Some 20 soldiers, paramilitary and police officials were killed and around 40 injured in ambushes over the past week, most attributed to Algeria's top insurgency group linked to al-Qaida.

The army has launched a massive operation to catch the attackers, but no arrests have yet been made. 

"The terrorists are doubling in audacity and activity, striking across the national territory and have acquired an incredible assault power," influential independent newspaper al-Watan wrote in an editorial on Sunday.

"One certitude isn't escaping citizens: the civil concord (amnesty law) hasn't at all achieved its objectives," it said.

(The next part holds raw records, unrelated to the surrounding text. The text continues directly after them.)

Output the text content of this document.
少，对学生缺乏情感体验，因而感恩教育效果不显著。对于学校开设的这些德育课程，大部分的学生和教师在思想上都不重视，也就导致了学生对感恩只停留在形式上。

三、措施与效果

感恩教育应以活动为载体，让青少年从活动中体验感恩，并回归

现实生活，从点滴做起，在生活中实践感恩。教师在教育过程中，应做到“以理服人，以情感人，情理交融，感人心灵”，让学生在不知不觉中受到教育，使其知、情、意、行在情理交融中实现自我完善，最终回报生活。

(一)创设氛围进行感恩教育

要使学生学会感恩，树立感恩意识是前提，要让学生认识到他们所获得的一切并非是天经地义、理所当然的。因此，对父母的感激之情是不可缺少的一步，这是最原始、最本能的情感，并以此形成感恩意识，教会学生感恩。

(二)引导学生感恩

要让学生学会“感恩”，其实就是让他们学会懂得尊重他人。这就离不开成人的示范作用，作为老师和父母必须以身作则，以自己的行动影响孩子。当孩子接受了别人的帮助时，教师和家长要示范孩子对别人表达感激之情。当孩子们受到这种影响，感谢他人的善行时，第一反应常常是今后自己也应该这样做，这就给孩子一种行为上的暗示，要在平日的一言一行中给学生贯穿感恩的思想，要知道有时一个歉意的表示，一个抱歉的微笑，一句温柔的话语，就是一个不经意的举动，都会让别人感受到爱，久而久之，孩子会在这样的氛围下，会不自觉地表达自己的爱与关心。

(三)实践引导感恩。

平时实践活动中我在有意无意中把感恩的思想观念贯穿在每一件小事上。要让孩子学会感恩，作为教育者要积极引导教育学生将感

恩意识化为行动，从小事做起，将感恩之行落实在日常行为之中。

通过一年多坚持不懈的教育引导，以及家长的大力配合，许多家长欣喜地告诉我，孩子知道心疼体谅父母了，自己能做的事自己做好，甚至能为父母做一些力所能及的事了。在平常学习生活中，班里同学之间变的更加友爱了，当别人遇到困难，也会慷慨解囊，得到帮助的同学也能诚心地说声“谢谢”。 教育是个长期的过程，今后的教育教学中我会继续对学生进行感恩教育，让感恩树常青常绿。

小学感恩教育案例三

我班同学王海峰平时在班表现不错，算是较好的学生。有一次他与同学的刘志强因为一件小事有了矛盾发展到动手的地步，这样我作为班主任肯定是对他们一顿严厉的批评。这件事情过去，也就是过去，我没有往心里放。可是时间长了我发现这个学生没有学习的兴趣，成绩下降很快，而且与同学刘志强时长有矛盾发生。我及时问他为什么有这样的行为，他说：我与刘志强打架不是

President Abd al-Aziz Boutaflika won a landslide re-election in April on the back of halting much of the conflict ravaging the Arab country for the past 12 years - partly through a law which gave "rebels" amnesty in exchange for surrender.

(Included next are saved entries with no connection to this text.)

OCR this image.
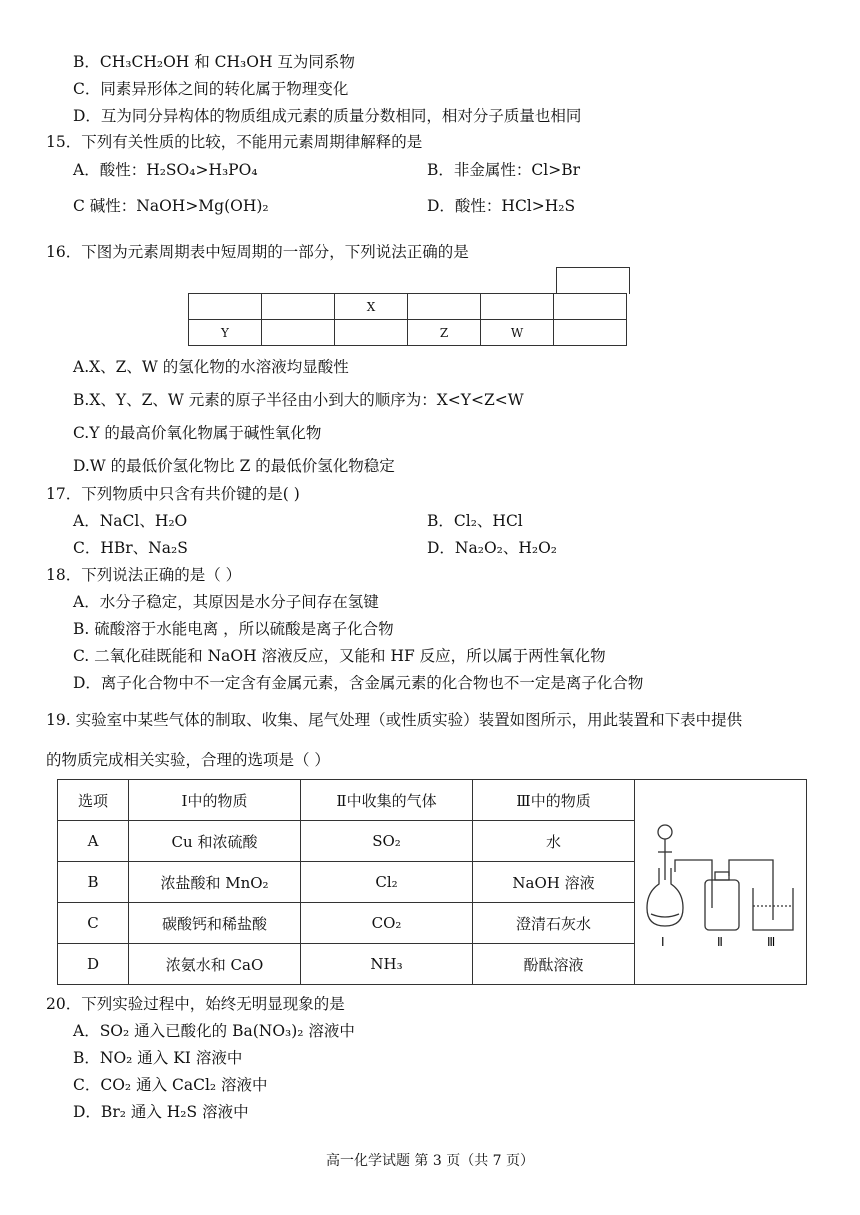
B．CH₃CH₂OH 和 CH₃OH 互为同系物
C．同素异形体之间的转化属于物理变化
D．互为同分异构体的物质组成元素的质量分数相同，相对分子质量也相同
15．下列有关性质的比较，不能用元素周期律解释的是
A．酸性：H₂SO₄>H₃PO₄	B．非金属性：Cl>Br
C 碱性：NaOH>Mg(OH)₂	D．酸性：HCl>H₂S
16．下图为元素周期表中短周期的一部分，下列说法正确的是
		X			
Y			Z	W	
A.X、Z、W 的氢化物的水溶液均显酸性
B.X、Y、Z、W 元素的原子半径由小到大的顺序为：X<Y<Z<W
C.Y 的最高价氧化物属于碱性氧化物
D.W 的最低价氢化物比 Z 的最低价氢化物稳定
17．下列物质中只含有共价键的是( )
A．NaCl、H₂O	B．Cl₂、HCl
C．HBr、Na₂S	D．Na₂O₂、H₂O₂
18．下列说法正确的是（ ）
A．水分子稳定，其原因是水分子间存在氢键
B. 硫酸溶于水能电离 ，所以硫酸是离子化合物
C. 二氧化硅既能和 NaOH 溶液反应，又能和 HF 反应，所以属于两性氧化物
D．离子化合物中不一定含有金属元素，含金属元素的化合物也不一定是离子化合物
19. 实验室中某些气体的制取、收集、尾气处理（或性质实验）装置如图所示，用此装置和下表中提供
的物质完成相关实验，合理的选项是（ ）
选项	Ⅰ中的物质	Ⅱ中收集的气体	Ⅲ中的物质	Ⅰ Ⅱ Ⅲ

A	Cu 和浓硫酸	SO₂	水	
B	浓盐酸和 MnO₂	Cl₂	NaOH 溶液	
C	碳酸钙和稀盐酸	CO₂	澄清石灰水	
D	浓氨水和 CaO	NH₃	酚酞溶液	
20．下列实验过程中，始终无明显现象的是
A．SO₂ 通入已酸化的 Ba(NO₃)₂ 溶液中
B．NO₂ 通入 KI 溶液中
C．CO₂ 通入 CaCl₂ 溶液中
D．Br₂ 通入 H₂S 溶液中
高一化学试题 第 3 页（共 7 页）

More than 150,000 people, mostly civilians, have died since an insurgency began in 1992 after the army scrapped legislative elections which an Islamic party, the Islamic Salvation Front (FIS) was set to win, according to human rights groups.

Boutaflika is now promoting "national reconciliation" to end the conflict but he has given few details of a policy that analysts believe is aimed at a new amnesty for hundreds of insurgents still fighting.

Government mocked

Contrary to the wishes of many of its members, leaders of the al-Qaida-aligned Salafist Group for Preaching and Combat (GSPC) fighting for an Islamic state are against any peace move, according to analysts and security experts.

"The leaders are trying to stop members from defecting and the attacks suggest they're putting down their mark and showing they're a force to be reckoned with," said a Western diplomat.

But government-critical newspaper Liberte on Sunday attacked the national reconciliation plan as playing into the Islamists' hands and questioned the government's silence over recent killings, particularly the ambush which killed 10 soldiers and injured 16.

"It's the hour of great fraternity with the Islamists, reconciliation with the throat slitters and (rebel) surrenders," Liberte mocked.
 
Foreign investment is coming back and many Algerians are focusing on the fruits of a return to a partial normality as is witnessed by the opening of new businesses such as restaurants.